Farmer focus, livestock: Charlie Armstrong

All cattle are now housed so we can save grass for sheep as we have little fodder – mostly due to the lack of rain, but also due to the fact some mindless person has been setting straw stacks on fire in our locality. Five farms all close to the A1 motorway have had buildings and straw burned, thankfully no one has been injured.

The fire brigade made a good job of saving a shed full of fertiliser, but inside it was like a sauna only with more water, hence 120t of fertiliser was moved in searing heat.

Sorting sheep is nearly finished and the last cull ewes have been sent to Acklington Mart. On arriving at the mart I helped catch two goats that were on the road. It turned out they were wearing halters and had been tied, but trading standards officials thought there was no need for the halters and untied them hence they escaped. From my short encounter with them I would tie every leg together and still use the halter. These two species are very similar – the goat and the official – and I hope our children never come home with either!

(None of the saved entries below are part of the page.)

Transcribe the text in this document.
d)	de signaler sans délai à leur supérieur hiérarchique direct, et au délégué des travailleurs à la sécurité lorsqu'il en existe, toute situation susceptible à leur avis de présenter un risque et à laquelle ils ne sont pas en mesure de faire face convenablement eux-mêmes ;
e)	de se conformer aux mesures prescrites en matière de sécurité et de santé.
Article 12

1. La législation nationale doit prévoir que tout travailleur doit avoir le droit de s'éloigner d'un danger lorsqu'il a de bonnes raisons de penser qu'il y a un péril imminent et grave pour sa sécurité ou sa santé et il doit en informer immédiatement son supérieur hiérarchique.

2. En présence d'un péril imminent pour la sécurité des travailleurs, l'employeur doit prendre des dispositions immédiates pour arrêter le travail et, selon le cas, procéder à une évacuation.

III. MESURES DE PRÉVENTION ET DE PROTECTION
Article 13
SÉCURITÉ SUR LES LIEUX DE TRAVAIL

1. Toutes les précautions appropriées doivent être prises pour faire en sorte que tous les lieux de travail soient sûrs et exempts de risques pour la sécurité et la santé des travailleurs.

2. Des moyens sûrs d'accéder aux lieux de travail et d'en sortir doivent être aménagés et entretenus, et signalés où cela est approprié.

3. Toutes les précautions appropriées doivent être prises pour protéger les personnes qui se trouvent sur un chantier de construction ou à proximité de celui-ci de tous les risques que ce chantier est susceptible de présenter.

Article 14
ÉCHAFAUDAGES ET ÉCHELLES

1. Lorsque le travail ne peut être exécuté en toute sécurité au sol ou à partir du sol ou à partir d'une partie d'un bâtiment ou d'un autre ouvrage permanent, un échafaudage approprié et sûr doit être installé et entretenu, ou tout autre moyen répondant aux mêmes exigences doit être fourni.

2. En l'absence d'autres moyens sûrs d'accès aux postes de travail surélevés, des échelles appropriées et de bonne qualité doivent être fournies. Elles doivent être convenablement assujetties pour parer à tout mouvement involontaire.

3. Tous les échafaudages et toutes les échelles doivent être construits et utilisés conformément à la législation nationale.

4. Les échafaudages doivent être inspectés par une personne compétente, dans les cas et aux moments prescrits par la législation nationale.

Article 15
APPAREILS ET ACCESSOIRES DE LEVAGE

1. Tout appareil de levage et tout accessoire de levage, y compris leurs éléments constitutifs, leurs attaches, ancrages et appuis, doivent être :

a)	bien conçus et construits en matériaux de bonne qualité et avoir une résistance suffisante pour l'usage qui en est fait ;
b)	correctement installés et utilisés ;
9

By the time you read this we will have been to Kelso ram sales and hopefully will have returned with a few Leicester tups that will hopefully have the stamina and power of the above goats, but without the smell.

A full day was spent recently doing our annual Farm Assured British Beef and Lamb and organic inspection. This isn’t for the faint-hearted and it’s my worst day of the year. The inspector was great, but there is always the potential for errors.

There seems to be no bargains in the breeding sheep sector this year, so I’m relieved to be selling not buying. Store lambs are also a great trade hence we will be selling some store lambs this year and not buying.